To borrow a frequent rfts trope, NNnnnnnnnnnng.
Sounds like a typical phony-baloney right-wing non-solution to a problem that right-wingers don't think is a problem anyway. Not enough people are getting rich. How to incentivize richness? I know, turn it into a contest!
The Obama Dept. of Ed. is, improbably, maybe even worse than the Bush Dept. of Ed. Go team!
I mean, there are few people (other than the obvious exceptions: owners of professional sports teams, several of my colleagues, and Hitler) that I find more loathsome than superbro Arne Duncan.
Here is my undercooked two point plan for useful federal action on higher education short of socialism:
1. make students loans super low-cost, a la this quote placed next to this image.

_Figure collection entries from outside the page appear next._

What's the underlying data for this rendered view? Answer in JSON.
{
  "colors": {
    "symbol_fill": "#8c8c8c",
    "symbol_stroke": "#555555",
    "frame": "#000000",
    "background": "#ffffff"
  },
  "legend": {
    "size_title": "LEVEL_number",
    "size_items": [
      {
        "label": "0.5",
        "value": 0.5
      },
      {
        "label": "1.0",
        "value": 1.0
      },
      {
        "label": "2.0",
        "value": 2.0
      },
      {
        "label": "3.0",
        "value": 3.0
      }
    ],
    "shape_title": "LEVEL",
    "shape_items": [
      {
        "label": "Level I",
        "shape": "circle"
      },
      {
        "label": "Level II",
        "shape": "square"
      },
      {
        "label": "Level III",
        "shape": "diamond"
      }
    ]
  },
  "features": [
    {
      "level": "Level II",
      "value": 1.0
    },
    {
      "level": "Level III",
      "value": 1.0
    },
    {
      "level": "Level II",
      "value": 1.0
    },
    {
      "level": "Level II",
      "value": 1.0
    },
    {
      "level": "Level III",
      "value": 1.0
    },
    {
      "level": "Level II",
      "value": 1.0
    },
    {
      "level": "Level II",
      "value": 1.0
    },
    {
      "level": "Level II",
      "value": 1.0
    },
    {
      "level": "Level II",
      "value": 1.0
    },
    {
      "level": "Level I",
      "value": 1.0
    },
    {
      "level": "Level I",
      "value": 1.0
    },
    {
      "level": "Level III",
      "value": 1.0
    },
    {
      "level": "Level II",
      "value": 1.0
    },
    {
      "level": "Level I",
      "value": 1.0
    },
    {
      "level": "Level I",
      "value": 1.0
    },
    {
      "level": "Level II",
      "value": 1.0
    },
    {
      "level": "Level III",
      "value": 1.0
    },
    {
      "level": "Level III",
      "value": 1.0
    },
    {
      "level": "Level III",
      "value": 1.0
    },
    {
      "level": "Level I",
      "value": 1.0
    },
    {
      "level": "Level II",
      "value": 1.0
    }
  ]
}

2. don't give them to students at for-profit schools.
Once you have 1, 2 seems sort of petty, but consider that 2 would drive students armed with cheap tuition money to community colleges.
1 would do nothing about colleges' ability to jack tuition knowing that there's always easy loan money out there, but I'm going to leave that filed with "undercooked."
If anything, the magic of the damn free market should actually be doing the same thing better. Since every college sends a missive to every one of its graduates asking for money every couple of months, we are conducting a giant experiment to see which colleges' graduates make more money and will therefore send more of it back to the old alma mater.
Capital in the Twenty-First Century: The College Years
What are the merits of making student loans dischargeable in bankruptcy, and penalizing schools that have too many students filing for bankruptcy? Seems like that would knock the predatory for-profit school racket on its ass. Not sure how bad community colleges would get hit, though.
My alma mater made the transition several years back from being a relatively open institution to becoming somewhat selective. Less blue collar, more middle class (or UMC).
On hearing about the proposal, one of my first thoughts was that my school was safer than it would have been by virtue of the fact that it's not taking chances on the sorts of students it used to.
But who will pay Von's salary, if the federal teat is cut off?
1) surely the measure is easily fixable so it doesn't penalize schools doing the right thing. I'm surprised everyone seems so willing to throw out all measurement & accountability.
2) I'm so out of it I didn't even know that hating on Duncan was a thing. What's that about?
It's stupid to focus on income and indebtedness. Aren't there people who do some kind of value-add measure (Mother Jones college rankings, maybe?) that could be a model? Take into account how at-risk the incoming students are, see how much that improves due to your institution.
I knew it was somehow affiliated with Kevin Drum at some point since he used to plug it on his blog every year.
Re: 10 Trumwill totally went to Northeastern.
Student loans should certainly be made at interest rates basically even with inflation plus maybe a little bit more to cover the modest administrative costs. The point of student loans is not to make a profit, it's to to educate, FFS. Student loans ought to be dischargeable in bankruptcy (perhaps subject to some sort of check and balance to ensure people aren't basically scamming the system by declaring bankruptcy right out of college and then proceeding to fix their credit slowly over the next ten years, for example).
One proposal I think might be worth considering is to index the loan repayment to future earnings. You get a loan for X amount and repay a percentage of your future earnings for say 10 years, with the percentage calculated so that X is the total repaid if you earn the median salary for college grads. That way people who go into social work end up paying less than people who go into petroleum engineering or finance, effectively subsidizing the social workers, artists, teachers and so on.
I think interest=inflation+admin isn't compatible with dischargeable since then you need to build in some of the risk to the interest rate. But it's a fucking travesty that rates are currently commercial-ish but loans are not dischargeable. Hey, let's make a risk-free profit off of poor students, what could go wrong?
That is, compatible with not being subsidized by additional gov't spending. But nothing wrong with that. Although as noted above, the easier/cheaper you make loans, the more likely colleges are to hoover up any excess, like when mortgage rates go down, prices mostly go up because people don't calculate affordability by headline price, they calculate by expected monthly payment.
20.1: I assume government spending because I am a commie. Government investment in education pays off for everyone.
Maybe the initial loan should be higher rate/dischargeable, which can be refinanced to low-rate/not dischargeable after graduation. The thought being that, upon entering the job market after graduation, you will have a much better idea about whether you are able to carry your debt load or not.
I think that would be a reasonable setup, but probably too damned complicated to work in real life...
If we're talking ideals, higher education should be free, period, with grants for costs of living. If it's a what may be achievable in the near terms, I'd be okay with dischargeable low-interest, but we should recognize that this will in fact cost money - I believe your average unsecured consumer loan will be at rates higher than student loan rates.
I think law school debt should be dischargeable, but you have to turn in your JD.